Sunday, April 2, 2023

Something to think about when using ChatGPT

Launched in November 2022, ChatGPT has only been available for about 3 months now. Yet, it is causing a tremendous amount of discussion across the world. I am sure you have heard of it and may have even played with it. Perhaps some of you or your friends have used it to complete an assignment. However, what do you know about ChatGPT and how it was created? How do you know you can trust what it provides to you?

Without that understanding and knowledge, you cannot do well or even know how to get started in any task. The same is true of the tools you use, and ChatGPT is no exception.

Let's use the example of Wikipedia. Ever since Wikipedia was first launched, we have discovered that by being open source, anyone with any knowledge or lack thereof can write articles for it that others may assume were written by experts, yet we know nothing could be farther from the truth. Steven Pruitt, has made at least one edit to 33% of all English-language Wikipedia articles and has created more than 35,000 Wikipedia articles. Pruitt’s full-time job is working in records and information at the U.S. Customs and Border Protection service. Learn more here: https://www.cbsnews.com/news/meet-the-man-behind-a-third-of-whats-on-wikipedia/. A five-yr-old could have written that article on dinosaurs. An incredibly racist person may have written that article on race relations. A Russian government agent may have written that article on U.S.-Soviet/Russian relations. These have all happened. I will use Wikipedia from time to time, but as a professional scientist with 40 yrs of experience, I am fully capable of recognizing quality vs. crap.

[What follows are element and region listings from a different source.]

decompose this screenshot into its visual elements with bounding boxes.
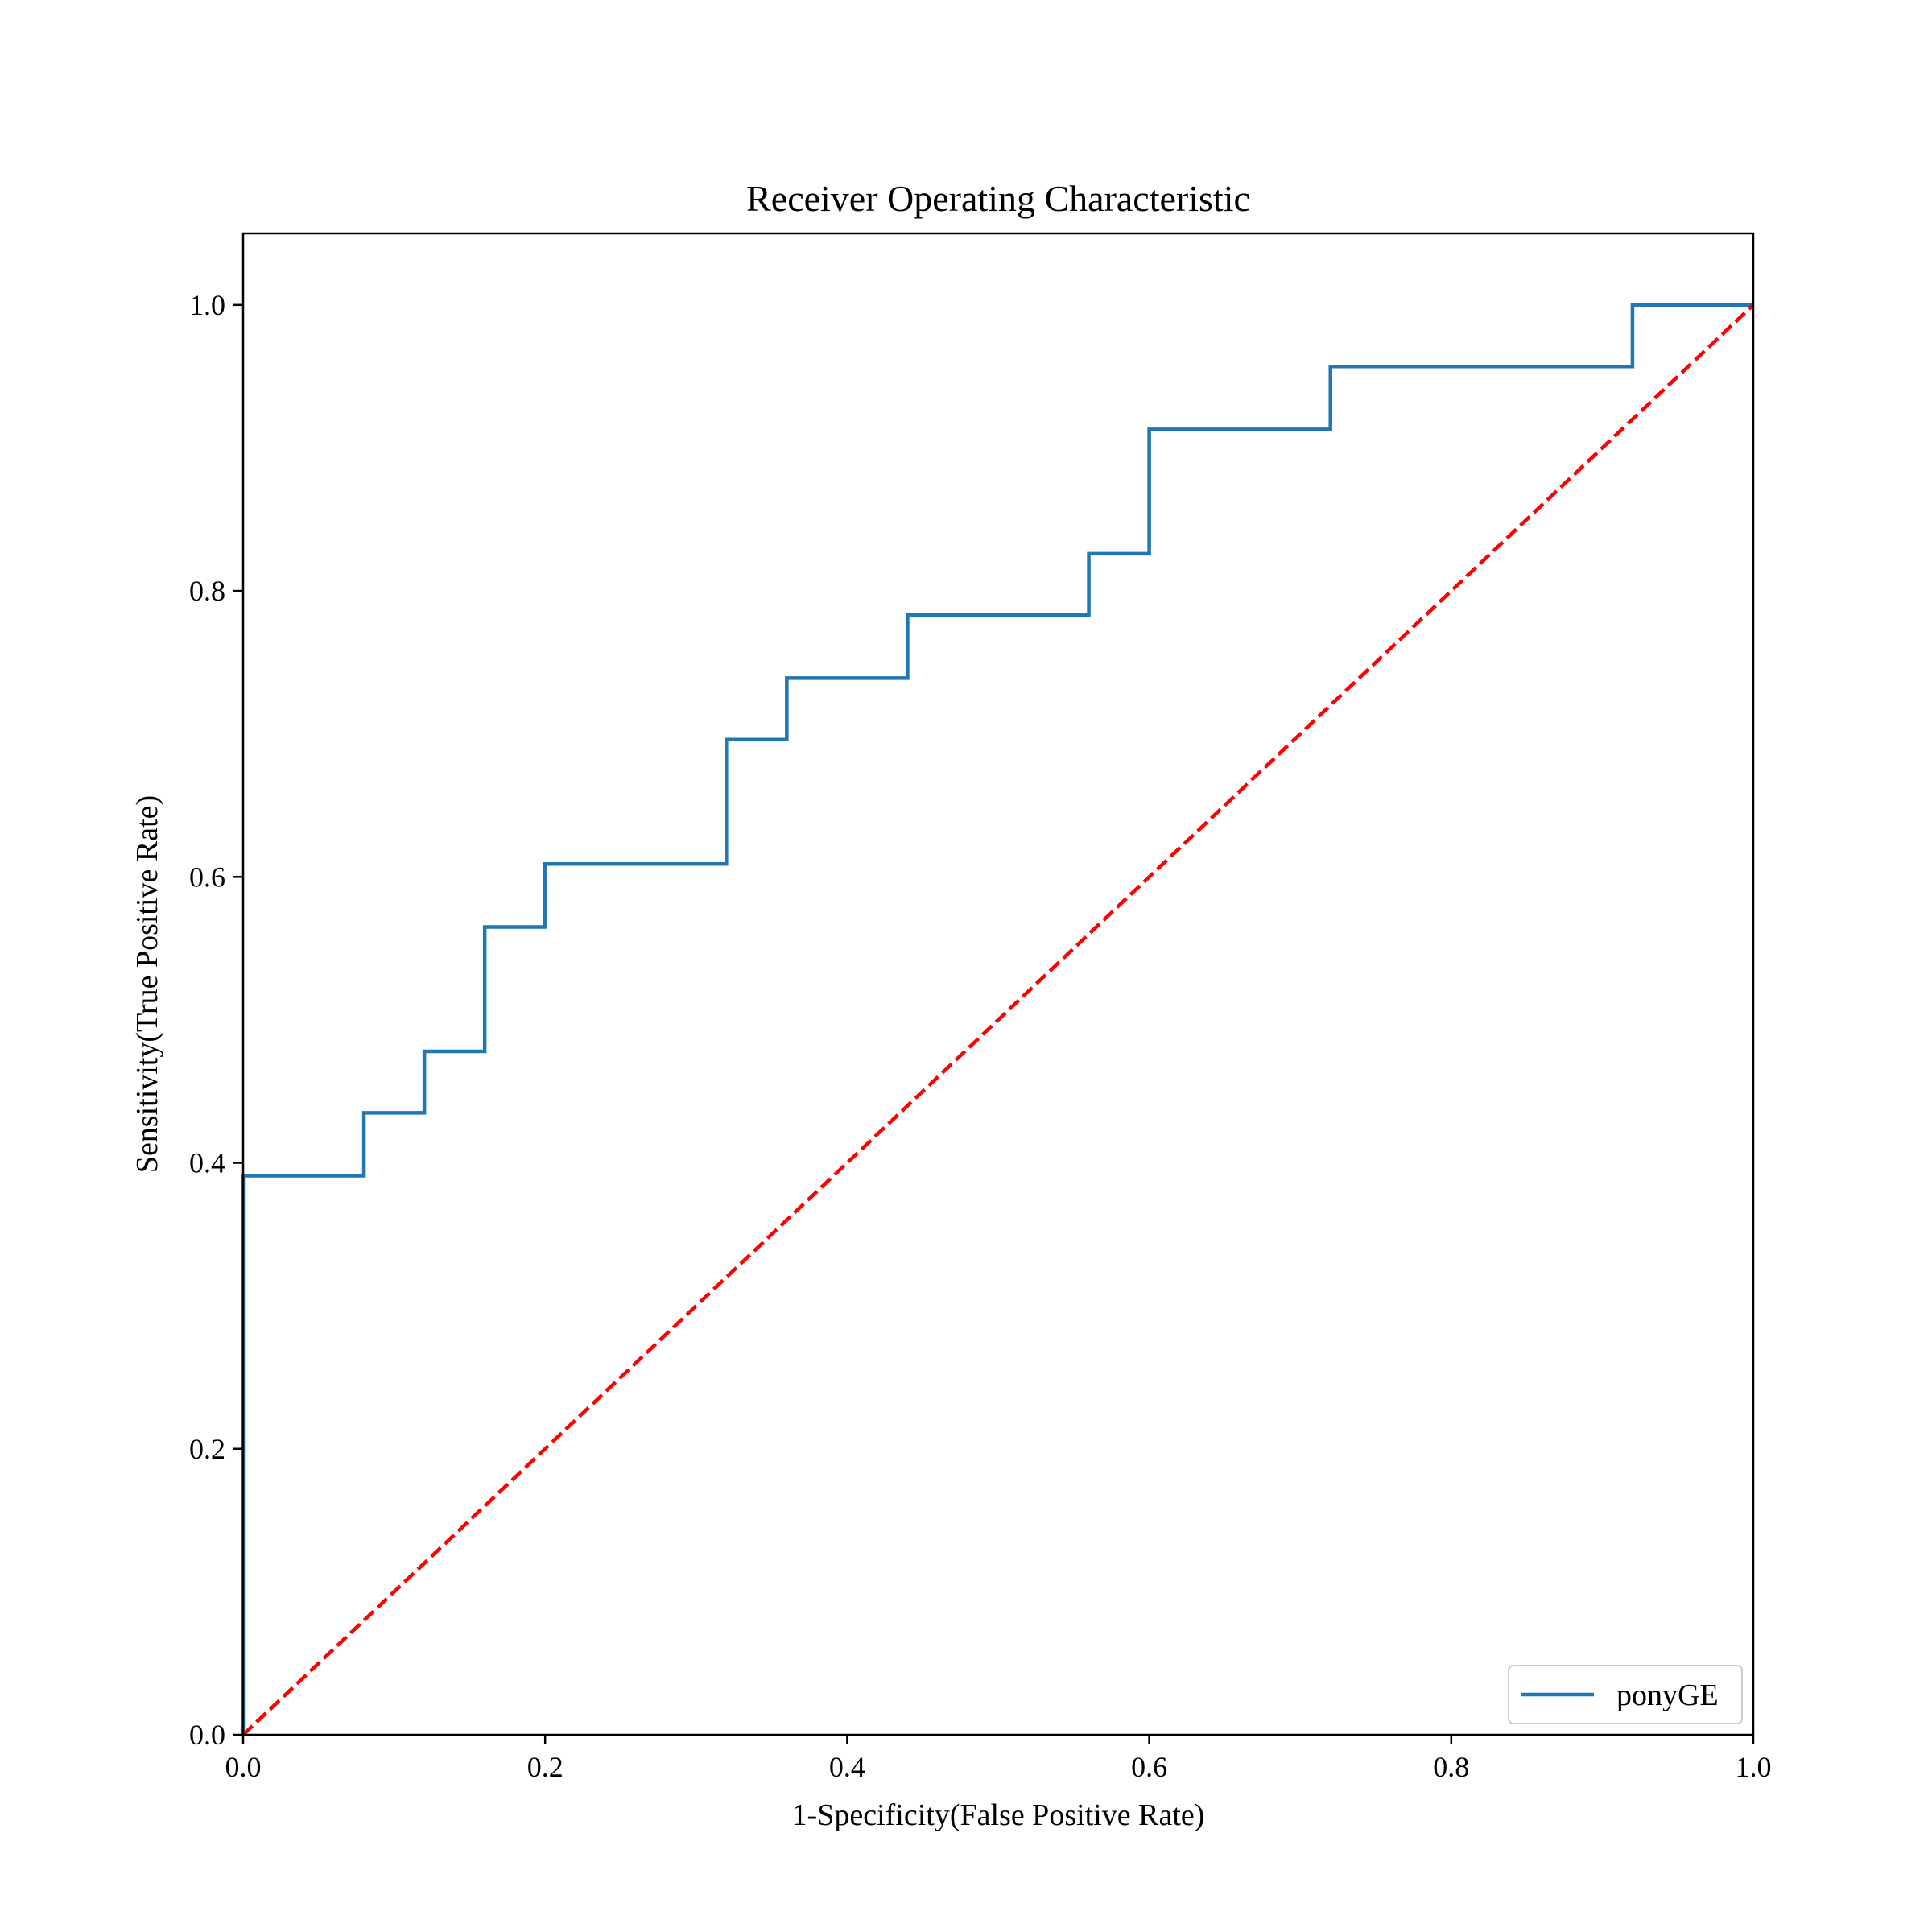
x-tick-label: 0.4 <box>829 1751 865 1783</box>
x-axis-label: 1-Specificity(False Positive Rate) <box>792 1798 1205 1832</box>
legend: ponyGE <box>1508 1665 1743 1724</box>
ticks-layer: 0.0 0.2 0.4 0.6 0.8 1.0 0.0 0.2 0.4 0.6 0.8 1.0 <box>189 289 1772 1783</box>
x-tick-label: 0.8 <box>1433 1751 1469 1783</box>
reference-diagonal-line <box>242 303 1755 1736</box>
legend-label-ponyGE: ponyGE <box>1616 1678 1719 1712</box>
y-tick-label: 0.4 <box>189 1147 225 1179</box>
y-tick-label: 0.2 <box>189 1433 225 1465</box>
y-tick-label: 0.0 <box>189 1719 225 1751</box>
x-tick-label: 1.0 <box>1736 1751 1772 1783</box>
legend-box <box>1508 1665 1743 1724</box>
x-tick-label: 0.2 <box>527 1751 564 1783</box>
y-axis-label: Sensitivity(True Positive Rate) <box>130 795 164 1173</box>
series-layer <box>241 303 1755 1736</box>
x-tick-label: 0.6 <box>1131 1751 1167 1783</box>
y-tick-label: 0.6 <box>189 861 225 893</box>
y-tick-label: 1.0 <box>189 289 225 321</box>
series-line-ponyGE <box>241 303 1753 1735</box>
plot-frame <box>242 232 1755 1736</box>
chart-title: Receiver Operating Characteristic <box>746 178 1250 219</box>
x-tick-label: 0.0 <box>225 1751 262 1783</box>
y-tick-label: 0.8 <box>189 575 225 607</box>
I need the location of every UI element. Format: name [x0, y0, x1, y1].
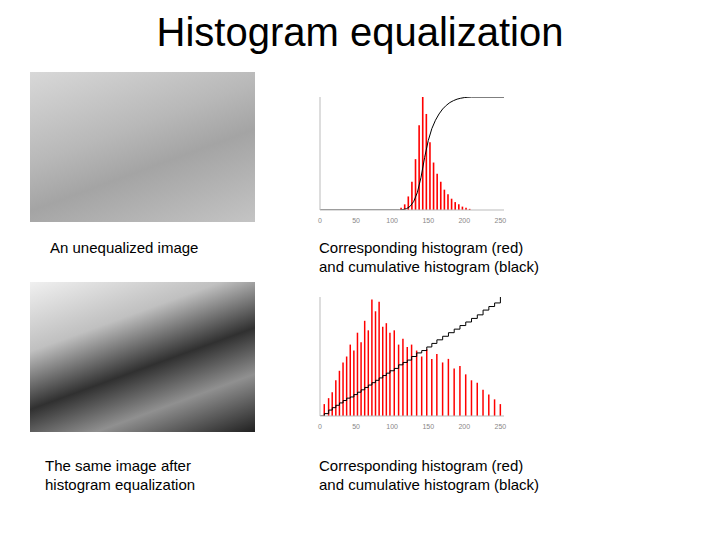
svg-text:50: 50 — [352, 423, 360, 430]
svg-text:200: 200 — [458, 217, 470, 224]
html-text:Corresponding histogram (red): Corresponding histogram (red) — [319, 239, 524, 256]
svg-text:250: 250 — [495, 423, 507, 430]
svg-text:200: 200 — [458, 423, 470, 430]
html-text:and cumulative histogram (blac: and cumulative histogram (black) — [319, 476, 540, 493]
html-text:Histogram equalization: Histogram equalization — [156, 10, 564, 54]
svg-text:0: 0 — [318, 423, 322, 430]
svg-text:50: 50 — [352, 217, 360, 224]
html-text:An unequalized image: An unequalized image — [50, 239, 199, 256]
svg-text:0: 0 — [318, 217, 322, 224]
html-text:The same image after: The same image after — [45, 457, 191, 474]
svg-text:250: 250 — [495, 217, 507, 224]
svg-text:150: 150 — [422, 217, 434, 224]
html-text:histogram equalization: histogram equalization — [45, 476, 196, 493]
svg-text:100: 100 — [386, 217, 398, 224]
svg-text:100: 100 — [386, 423, 398, 430]
html-text:Corresponding histogram (red): Corresponding histogram (red) — [319, 457, 524, 474]
html-text:and cumulative histogram (blac: and cumulative histogram (black) — [319, 258, 540, 275]
svg-text:150: 150 — [422, 423, 434, 430]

So, before you launch headfirst into using Chat GPT, do your research and understand how it was created and on what it was trained (the first release was trained on 570GB of text data from the Web – books, articles, websites, and social media). Definitely read OpenAI’s information, but since they are the creator of ChatGPT, read other reliable sources, too. Here is a good article by Will Douglas Heaven in MIT Technology Review (8 Feb 2023): https://www.technologyreview.com/2023/02/08/1068068/chatgpt-is-everywhere-heres-where-it-came-from/.

The gist of my post here is the excellent caution provided by Anna Mills, an English instructor at the College of Marin, from this article in The Chronicle of Higher Education on 6 March 2023.

Academics should also consider the ways that generative AI can pose risks to some students.

On the one hand, these programs can serve as free and easy-to-use study guides and research tools, or help non-native speakers fix writing mistakes. On the other hand, struggling students may fall back on what it produces rather than using their own voice and skill. Mills says that she’s fallen into that trap herself: auto-generating text which at first glance seems pretty good. “Then later, when I go back and look at it, I realize that it’s not sound,” she says. “But on first glance because it’s so fluent and authoritative, even I had thought, okay, yeah, that’s decent.”

Mills, who provided feedback to OpenAI — which developed ChatGPT — on its guidance for educators, notes that the organization cautions that users need quite a bit of expertise to verify its recommendations. “So the student who is using it because they lack the expertise,” she says, “is exactly the student who is not ready to assess what it’s doing critically.

Bottom line: be an educated user of ChatGPT and all tech. And if you do use its results, fully cite it as your source!